Friday, November 30, 2018

A stormy start to the season!

It was a blustery start to the week here at the Port Townsend Marine Science Center. The morning started with an alert from my phone. There was a gale force warning out for my area, specifically for the east entrance to the Strait of Juan de Fuca. Conveniently, that placed the PTMSC right in the middle of the action!

I knew I was in for quite the day.

The view from the PTMSC pier Monday morning.
Some waves sprayed over the pier! 

I got another clue when I pulled into my parking spot at Fort Worden and immediately saw a wave spray over the side of the aquarium pier. Over the roar of the wind and waves, you could hear our floating dock making a valiant bid for freedom.

Kelp and driftwood pushed ashore by Monday's storm. 

After taking a moment to snap a few pictures, I headed out to the aquarium to start the day’s work. Fighting against the wind through the aquarium door was a two-person task. The aquarium building makes a wind tunnel at the head of the pier—one that our resident pigeons seemed to love—which just about cemented our outward-swinging door shut.

The fun didn’t stop once I was in the building. Judging by the clipboard swinging on its hook on the wall—PTMSC’s budget seismometer for these events—today the pier would be rocking and rolling with the best of us.

View from the pier on a foggy morning in  July 2018. 
View from the pier on Wednesday.  

Monday’s wind storm definitely left its mark on the beach. I’m always surprised by how much beaches change over the seasons. The gentle forces that build up our beaches in the summer tend to reverse in the winter as they increase in intensity, eroding away much of the summer’s growth.

The beaches at Fort Worden are no different—but Monday’s storm definitely helped the process along.

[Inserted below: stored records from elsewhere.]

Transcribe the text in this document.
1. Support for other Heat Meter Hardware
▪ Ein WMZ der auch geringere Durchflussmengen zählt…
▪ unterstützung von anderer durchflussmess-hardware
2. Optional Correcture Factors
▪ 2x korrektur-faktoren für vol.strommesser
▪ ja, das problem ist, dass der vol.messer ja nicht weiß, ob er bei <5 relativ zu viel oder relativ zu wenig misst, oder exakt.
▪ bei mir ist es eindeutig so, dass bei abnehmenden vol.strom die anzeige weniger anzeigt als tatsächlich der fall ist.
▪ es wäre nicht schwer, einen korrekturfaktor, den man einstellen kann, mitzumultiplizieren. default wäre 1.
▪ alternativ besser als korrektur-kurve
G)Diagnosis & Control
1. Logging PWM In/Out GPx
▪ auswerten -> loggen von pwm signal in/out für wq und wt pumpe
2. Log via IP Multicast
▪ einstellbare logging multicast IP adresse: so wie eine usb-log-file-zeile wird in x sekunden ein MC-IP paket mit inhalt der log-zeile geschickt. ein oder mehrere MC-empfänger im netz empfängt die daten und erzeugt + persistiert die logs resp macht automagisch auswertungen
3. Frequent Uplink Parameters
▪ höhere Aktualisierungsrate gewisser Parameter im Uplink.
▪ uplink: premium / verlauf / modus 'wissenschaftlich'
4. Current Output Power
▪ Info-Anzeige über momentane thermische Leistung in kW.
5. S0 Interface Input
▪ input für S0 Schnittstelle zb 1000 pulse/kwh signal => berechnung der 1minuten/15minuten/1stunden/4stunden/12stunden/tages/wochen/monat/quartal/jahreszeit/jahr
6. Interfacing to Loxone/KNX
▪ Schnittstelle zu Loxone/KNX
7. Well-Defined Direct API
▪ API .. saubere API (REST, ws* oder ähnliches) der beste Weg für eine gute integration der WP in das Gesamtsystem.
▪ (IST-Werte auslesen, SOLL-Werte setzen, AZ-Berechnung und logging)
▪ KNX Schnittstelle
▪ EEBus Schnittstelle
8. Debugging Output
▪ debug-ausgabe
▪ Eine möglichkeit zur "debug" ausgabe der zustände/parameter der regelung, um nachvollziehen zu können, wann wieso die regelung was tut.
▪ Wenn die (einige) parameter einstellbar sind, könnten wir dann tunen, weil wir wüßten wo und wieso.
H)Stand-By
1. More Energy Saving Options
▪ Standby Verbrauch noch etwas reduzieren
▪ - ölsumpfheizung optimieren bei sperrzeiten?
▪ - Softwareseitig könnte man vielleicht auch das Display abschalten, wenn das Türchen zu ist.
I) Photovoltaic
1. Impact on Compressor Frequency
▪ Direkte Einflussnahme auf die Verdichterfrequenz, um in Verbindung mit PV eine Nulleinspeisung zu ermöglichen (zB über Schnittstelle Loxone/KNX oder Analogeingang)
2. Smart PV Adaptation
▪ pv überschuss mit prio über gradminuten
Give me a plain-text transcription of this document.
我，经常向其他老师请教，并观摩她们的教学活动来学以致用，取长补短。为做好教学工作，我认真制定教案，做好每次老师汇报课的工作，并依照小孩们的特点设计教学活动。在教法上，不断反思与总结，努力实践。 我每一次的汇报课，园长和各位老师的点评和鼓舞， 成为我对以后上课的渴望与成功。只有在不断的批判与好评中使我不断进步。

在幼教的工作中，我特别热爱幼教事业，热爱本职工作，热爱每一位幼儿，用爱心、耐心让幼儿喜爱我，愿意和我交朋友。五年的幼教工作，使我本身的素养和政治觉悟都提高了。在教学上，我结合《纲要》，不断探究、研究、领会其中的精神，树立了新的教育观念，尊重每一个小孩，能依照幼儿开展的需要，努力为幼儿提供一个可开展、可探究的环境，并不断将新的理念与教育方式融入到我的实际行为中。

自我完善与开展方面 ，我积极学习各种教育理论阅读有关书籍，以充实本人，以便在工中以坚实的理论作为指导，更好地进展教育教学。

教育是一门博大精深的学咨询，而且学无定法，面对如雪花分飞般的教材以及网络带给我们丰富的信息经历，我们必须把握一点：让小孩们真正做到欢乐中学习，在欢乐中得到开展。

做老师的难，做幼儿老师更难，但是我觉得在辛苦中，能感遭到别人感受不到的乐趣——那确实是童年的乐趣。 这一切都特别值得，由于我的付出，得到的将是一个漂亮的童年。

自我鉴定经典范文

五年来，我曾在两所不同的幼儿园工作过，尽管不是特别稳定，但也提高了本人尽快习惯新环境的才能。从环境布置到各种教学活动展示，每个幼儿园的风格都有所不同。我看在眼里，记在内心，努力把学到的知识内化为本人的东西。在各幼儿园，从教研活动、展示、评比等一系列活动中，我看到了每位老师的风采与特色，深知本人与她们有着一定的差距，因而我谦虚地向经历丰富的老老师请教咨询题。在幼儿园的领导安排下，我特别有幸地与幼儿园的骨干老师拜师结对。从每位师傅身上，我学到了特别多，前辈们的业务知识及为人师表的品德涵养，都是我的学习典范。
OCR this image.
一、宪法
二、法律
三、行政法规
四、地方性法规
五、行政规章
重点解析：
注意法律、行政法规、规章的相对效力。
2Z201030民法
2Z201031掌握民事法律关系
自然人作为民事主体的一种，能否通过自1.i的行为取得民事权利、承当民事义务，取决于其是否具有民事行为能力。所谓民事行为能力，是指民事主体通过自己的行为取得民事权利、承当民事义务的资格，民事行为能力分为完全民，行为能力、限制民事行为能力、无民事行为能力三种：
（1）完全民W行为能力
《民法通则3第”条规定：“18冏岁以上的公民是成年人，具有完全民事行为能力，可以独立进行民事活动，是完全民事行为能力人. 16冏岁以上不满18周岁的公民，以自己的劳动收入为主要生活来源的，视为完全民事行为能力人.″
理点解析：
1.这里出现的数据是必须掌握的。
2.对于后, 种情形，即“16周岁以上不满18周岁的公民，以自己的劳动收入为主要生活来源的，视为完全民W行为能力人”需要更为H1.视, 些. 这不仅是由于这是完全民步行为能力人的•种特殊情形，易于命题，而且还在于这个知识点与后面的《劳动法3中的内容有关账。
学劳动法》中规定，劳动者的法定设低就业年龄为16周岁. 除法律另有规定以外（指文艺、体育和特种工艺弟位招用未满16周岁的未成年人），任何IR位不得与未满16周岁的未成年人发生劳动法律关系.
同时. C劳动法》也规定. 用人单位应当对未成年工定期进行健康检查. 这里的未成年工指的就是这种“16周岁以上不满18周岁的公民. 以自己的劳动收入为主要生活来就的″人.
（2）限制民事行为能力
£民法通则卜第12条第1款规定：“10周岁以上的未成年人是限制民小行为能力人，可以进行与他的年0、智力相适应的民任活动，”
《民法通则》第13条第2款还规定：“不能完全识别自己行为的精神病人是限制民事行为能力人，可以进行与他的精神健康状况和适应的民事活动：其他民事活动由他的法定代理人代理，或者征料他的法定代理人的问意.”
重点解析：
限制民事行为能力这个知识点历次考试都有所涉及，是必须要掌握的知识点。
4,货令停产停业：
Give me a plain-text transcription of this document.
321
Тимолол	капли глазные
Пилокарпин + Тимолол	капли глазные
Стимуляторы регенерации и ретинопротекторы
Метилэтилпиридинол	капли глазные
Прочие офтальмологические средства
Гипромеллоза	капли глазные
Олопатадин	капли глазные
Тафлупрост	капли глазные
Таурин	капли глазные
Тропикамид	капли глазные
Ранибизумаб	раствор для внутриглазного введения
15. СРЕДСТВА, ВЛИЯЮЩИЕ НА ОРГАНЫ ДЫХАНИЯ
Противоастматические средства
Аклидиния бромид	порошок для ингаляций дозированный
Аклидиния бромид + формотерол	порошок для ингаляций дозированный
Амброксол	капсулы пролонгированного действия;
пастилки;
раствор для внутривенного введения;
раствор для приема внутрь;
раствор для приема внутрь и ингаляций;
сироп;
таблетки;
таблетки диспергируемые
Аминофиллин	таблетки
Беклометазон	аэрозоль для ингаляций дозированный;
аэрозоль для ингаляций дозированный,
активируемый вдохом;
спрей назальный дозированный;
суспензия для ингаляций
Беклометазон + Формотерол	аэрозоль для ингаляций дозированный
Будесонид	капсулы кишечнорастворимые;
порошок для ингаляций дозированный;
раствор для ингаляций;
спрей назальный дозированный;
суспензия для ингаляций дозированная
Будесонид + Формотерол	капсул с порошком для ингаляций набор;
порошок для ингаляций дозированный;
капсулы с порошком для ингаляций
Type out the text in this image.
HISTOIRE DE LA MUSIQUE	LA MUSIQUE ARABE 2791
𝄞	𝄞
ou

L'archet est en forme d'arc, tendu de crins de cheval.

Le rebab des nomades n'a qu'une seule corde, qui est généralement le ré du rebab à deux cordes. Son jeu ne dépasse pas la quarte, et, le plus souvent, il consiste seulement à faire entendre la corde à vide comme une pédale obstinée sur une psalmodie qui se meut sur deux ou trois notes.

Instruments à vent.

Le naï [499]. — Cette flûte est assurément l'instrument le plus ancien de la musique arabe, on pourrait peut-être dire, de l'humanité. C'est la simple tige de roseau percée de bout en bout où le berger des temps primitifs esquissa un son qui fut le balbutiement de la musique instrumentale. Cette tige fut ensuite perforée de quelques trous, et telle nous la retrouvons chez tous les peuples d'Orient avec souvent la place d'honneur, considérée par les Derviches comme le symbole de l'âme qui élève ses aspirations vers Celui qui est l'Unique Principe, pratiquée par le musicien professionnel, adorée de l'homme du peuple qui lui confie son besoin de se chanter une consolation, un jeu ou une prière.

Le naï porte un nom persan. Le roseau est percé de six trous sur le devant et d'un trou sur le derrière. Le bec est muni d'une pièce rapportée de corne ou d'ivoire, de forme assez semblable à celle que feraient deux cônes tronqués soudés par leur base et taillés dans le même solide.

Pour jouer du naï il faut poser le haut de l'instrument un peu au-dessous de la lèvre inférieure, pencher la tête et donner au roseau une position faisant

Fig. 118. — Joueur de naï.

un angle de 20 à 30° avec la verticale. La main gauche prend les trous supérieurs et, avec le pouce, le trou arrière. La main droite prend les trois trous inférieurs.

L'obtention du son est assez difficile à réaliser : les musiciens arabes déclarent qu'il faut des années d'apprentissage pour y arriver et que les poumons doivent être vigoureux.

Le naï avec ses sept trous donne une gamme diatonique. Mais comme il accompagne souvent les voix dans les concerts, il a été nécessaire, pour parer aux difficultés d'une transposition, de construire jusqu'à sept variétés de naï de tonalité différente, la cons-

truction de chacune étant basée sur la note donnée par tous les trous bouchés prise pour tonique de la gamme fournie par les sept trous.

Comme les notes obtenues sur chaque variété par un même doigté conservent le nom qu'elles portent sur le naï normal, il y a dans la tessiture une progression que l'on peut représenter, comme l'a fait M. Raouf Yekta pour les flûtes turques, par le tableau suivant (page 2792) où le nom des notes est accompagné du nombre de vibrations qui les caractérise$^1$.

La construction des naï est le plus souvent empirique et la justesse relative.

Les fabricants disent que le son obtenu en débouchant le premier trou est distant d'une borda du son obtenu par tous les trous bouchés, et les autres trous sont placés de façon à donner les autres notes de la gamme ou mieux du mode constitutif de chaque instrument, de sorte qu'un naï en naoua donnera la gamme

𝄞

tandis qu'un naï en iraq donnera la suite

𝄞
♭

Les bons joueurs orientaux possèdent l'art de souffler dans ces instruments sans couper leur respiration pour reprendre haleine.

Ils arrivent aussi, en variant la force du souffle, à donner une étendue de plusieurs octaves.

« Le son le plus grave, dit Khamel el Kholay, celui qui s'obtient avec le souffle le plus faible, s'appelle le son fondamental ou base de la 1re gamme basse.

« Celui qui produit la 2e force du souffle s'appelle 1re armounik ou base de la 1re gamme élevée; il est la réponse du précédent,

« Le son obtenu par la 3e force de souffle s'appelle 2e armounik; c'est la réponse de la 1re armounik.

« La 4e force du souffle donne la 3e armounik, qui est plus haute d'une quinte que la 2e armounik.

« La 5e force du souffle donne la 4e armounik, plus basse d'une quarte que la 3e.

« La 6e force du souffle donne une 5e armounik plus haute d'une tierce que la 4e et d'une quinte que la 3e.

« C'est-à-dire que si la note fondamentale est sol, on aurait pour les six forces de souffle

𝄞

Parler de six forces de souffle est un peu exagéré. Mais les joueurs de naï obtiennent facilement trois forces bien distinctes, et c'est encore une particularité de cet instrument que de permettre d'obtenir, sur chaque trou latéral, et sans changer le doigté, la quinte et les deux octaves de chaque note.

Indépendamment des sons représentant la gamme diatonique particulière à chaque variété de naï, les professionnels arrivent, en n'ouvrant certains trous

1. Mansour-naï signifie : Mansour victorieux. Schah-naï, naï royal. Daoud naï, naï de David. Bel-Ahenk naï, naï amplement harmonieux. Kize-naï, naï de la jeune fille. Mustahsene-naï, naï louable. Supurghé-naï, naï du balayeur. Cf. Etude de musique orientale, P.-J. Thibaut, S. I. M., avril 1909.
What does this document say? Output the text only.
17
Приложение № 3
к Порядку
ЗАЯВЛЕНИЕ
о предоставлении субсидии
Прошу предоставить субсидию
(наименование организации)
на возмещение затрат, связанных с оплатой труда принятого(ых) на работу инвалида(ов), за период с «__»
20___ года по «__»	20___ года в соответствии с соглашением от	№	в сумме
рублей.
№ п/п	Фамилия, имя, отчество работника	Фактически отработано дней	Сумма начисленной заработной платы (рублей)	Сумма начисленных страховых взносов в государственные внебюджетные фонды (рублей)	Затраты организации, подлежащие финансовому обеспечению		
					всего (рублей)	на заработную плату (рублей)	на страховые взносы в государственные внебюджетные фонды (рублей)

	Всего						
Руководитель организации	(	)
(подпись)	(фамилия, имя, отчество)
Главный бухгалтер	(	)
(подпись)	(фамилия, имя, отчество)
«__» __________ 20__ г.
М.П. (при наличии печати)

Berms like these probably won't stick around for long,
but are evidence of some serious wave power. 
Walking along the beach now, you can see all of the bumps and bruises left over from the storm. We’ve gained a great new collection of driftwood logs piled up near the top of the beach. Waves cresting over half-buried logs eroded canyons behind them, and tunneled beneath—all the better to move these logs entirely in the next big storm.

Water surging over half-buried logs dug deep canyons
in the sand. 

Winter has definitely knocked on our door, and with the seasonal changes come more big, landscape-altering weather events like this one.

I can't wait to see what the next storm brings!